Republicans were aided further by independent conservative groups such as Americans for Prosperity, which put tens of millions of dollars into its own program to reach voters in 19 states.
On the left, the Democratic senatorial committee poured more than $60 million into an 11-state program it dubbed the “Bannock Street” project, which harnessed 80,000 volunteers nationally who knocked on more than 10.2 million doors.
Party strategists said they saw evidence of the program’s impact in places such as Colorado, where GOP turnout beat Democratic turnout by nearly seven percentage points in 2010. This year, Democrats said, the Republican edge narrowed to five points in initial ballot returns and is expected to shrink further when all votes are tallied.
Despite that, Republican Cory Gardner beat Democratic incumbent U.S. Sen. Mark Udall. Cecil, of the Democratic senatorial committee, said the loss was due to the large number of independents who backed the GOP candidate. Democratic Party operatives also believe their turnout efforts helped Gov. John Hickenlooper (D) fend off a challenge from Republican Bob Beauprez.
In New Hampshire, Democrats believe canvassing efforts on the left helped save Sen. Jeanne Shaheen (D). Exit polls showed the state’s electorate was four percentage points more Democratic on Tuesday than in 2010.

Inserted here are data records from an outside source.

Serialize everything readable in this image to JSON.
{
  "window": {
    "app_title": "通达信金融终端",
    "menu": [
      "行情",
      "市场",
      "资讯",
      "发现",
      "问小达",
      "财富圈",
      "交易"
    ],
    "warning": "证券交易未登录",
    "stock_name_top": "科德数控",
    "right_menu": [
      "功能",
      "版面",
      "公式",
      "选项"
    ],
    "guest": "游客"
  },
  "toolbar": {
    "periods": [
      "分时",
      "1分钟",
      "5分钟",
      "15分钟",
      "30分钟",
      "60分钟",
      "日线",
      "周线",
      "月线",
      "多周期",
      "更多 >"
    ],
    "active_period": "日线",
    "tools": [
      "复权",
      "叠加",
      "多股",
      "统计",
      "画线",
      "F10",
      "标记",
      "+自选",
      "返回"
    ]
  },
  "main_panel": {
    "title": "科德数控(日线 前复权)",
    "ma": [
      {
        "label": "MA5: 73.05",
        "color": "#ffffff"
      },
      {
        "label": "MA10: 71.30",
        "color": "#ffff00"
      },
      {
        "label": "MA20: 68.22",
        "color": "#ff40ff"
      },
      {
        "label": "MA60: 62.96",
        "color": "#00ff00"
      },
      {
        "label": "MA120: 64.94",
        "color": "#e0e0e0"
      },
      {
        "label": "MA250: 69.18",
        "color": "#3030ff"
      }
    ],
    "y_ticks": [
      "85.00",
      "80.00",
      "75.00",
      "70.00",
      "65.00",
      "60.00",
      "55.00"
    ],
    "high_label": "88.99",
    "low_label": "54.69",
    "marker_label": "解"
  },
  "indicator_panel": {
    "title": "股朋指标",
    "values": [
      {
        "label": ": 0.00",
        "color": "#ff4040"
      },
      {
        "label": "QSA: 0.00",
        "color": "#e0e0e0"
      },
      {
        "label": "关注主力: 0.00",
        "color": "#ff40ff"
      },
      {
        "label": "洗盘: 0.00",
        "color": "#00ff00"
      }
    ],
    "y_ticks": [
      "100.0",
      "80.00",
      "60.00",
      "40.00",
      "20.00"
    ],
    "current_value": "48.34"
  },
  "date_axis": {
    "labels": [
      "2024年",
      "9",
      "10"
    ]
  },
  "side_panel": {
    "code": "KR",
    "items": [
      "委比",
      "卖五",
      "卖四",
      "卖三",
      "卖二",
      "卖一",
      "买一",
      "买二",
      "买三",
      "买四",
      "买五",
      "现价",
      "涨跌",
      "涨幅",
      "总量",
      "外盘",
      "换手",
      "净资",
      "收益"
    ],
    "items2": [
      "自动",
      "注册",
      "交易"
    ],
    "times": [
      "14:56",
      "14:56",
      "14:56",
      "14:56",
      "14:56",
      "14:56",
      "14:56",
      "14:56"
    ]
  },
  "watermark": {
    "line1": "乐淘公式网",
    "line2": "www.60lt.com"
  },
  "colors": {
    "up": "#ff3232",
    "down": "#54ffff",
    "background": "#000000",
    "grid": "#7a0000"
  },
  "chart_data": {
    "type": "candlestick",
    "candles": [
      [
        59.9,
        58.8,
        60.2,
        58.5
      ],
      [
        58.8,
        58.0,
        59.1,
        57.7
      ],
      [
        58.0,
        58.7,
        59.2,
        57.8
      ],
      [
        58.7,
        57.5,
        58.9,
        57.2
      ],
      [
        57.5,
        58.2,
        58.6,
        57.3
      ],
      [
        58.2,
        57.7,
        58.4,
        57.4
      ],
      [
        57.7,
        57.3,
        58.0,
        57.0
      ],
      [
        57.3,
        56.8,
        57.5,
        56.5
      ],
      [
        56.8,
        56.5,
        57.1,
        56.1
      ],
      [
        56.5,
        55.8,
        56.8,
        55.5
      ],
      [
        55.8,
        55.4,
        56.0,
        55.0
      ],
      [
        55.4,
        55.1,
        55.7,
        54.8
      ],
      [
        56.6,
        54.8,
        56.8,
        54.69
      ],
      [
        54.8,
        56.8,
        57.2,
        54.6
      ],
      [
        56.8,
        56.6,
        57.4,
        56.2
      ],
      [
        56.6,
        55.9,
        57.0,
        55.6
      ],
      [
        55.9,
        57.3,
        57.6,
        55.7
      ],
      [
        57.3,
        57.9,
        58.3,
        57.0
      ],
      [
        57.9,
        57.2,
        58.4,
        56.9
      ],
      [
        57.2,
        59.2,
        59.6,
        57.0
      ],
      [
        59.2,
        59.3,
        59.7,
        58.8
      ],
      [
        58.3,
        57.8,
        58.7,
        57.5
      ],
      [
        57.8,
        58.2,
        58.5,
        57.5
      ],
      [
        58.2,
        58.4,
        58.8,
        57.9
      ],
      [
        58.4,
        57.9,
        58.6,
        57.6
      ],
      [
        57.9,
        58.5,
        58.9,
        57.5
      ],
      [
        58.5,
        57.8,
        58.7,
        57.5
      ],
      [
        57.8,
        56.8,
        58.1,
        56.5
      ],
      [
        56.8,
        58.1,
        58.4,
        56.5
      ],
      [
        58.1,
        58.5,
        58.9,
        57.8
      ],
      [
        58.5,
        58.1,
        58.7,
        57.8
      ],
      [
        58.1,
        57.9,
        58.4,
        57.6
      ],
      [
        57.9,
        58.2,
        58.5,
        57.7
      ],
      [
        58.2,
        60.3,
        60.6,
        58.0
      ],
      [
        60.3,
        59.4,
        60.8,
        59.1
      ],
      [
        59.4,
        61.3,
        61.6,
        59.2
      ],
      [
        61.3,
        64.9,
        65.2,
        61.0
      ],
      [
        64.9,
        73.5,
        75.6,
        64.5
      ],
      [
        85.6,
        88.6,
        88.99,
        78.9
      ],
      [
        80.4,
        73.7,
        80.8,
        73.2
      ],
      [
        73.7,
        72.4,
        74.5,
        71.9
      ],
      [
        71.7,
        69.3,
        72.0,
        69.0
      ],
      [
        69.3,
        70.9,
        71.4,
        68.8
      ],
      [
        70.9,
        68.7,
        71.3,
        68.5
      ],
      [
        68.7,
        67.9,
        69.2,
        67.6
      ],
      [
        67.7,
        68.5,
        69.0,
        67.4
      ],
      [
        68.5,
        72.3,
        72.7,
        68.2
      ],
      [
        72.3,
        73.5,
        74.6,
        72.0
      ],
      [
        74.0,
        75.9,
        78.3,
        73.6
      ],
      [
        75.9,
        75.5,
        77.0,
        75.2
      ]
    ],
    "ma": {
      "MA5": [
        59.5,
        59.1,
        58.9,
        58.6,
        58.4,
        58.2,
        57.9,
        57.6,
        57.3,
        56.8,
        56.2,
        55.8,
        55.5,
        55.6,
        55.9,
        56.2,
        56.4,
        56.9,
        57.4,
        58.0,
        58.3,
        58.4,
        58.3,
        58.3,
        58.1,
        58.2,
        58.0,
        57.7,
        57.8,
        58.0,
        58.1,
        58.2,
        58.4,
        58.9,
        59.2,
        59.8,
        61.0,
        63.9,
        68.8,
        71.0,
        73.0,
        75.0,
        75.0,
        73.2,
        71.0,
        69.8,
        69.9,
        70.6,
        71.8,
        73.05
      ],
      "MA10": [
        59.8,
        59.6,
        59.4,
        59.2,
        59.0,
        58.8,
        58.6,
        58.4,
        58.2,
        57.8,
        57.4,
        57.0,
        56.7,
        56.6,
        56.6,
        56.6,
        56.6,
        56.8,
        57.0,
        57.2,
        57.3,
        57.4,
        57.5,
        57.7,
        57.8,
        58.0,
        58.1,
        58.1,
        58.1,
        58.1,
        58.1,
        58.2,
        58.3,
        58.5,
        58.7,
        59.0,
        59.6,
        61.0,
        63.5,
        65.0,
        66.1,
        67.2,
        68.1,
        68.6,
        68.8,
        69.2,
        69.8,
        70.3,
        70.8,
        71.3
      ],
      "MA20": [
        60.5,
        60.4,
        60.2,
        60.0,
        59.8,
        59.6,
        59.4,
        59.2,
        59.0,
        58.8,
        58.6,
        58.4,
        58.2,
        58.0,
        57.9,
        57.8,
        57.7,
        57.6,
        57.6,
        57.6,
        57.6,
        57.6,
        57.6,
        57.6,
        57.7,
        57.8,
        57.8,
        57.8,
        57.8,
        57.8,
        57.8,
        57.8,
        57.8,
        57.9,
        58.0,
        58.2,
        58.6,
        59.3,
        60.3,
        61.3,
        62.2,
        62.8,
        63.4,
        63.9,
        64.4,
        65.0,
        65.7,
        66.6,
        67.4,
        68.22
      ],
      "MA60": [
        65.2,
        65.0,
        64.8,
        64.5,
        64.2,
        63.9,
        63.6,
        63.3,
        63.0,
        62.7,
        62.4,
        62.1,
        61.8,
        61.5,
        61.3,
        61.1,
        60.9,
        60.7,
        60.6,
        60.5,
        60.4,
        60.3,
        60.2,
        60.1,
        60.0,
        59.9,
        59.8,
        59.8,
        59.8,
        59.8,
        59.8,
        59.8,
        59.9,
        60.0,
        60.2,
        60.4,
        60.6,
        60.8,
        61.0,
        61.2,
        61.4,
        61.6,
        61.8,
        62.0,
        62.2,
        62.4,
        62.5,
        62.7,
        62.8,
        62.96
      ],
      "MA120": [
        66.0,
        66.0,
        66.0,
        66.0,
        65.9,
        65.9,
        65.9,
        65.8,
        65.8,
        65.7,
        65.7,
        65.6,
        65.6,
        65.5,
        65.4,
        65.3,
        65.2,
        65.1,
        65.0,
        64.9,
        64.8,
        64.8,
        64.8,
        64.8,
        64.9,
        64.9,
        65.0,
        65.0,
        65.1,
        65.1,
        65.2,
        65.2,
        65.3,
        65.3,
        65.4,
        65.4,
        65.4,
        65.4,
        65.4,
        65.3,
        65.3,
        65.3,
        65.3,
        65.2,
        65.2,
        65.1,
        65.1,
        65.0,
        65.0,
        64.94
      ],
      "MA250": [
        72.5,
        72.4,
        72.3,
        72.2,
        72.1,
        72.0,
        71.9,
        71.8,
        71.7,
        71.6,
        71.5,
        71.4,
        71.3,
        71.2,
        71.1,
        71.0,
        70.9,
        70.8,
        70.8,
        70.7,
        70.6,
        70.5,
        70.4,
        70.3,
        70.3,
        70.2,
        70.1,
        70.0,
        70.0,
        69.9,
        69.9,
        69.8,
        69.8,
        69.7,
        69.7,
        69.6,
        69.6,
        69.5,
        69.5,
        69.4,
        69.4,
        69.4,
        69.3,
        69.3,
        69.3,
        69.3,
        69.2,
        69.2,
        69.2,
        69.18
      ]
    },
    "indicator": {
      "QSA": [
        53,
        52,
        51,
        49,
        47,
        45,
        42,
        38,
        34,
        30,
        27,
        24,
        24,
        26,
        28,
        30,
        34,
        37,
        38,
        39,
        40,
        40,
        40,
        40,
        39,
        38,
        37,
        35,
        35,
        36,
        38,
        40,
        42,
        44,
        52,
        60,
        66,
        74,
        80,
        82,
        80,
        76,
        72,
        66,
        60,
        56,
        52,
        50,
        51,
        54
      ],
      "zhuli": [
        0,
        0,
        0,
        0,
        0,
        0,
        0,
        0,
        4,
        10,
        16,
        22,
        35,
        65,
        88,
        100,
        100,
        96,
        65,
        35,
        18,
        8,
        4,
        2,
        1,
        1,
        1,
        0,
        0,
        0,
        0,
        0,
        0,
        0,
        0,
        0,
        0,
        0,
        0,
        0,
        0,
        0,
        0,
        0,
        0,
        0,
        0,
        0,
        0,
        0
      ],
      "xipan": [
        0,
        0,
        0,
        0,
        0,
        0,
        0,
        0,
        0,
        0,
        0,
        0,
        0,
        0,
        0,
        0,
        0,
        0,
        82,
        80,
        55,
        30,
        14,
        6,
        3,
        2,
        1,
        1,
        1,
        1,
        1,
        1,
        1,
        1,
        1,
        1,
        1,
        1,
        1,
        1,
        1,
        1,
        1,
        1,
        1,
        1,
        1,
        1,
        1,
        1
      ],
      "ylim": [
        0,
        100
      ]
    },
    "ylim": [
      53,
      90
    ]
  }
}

In North Carolina — where 2.92 million voters cast ballots, a record for a midterm election — African Americans expanded their share of the electorate by two points over their 2010 figure, according to exit polls. Turnout in the largest Democratic counties, Wake and Mecklenberg, was up 16 percent over 2010, compared with 7 percent statewide.
Even so, U.S. Sen. Kay Hagan (D) was beaten by state representative Thom Tillis (R).
Cecil said he has no regrets that the party devoted so much money to its ground effort, saying the results underscored the need to operate permanent field programs.
“The only thing that would be disappointing to me would be if Democrats learned the wrong lesson — that we shouldn’t be investing in knocking on doors and calling our neighbors and asking people to turn out,” Cecil said. “We can’t wait until the midterms approach to invest in these states.”
Juliet Eilperin contributed to this report.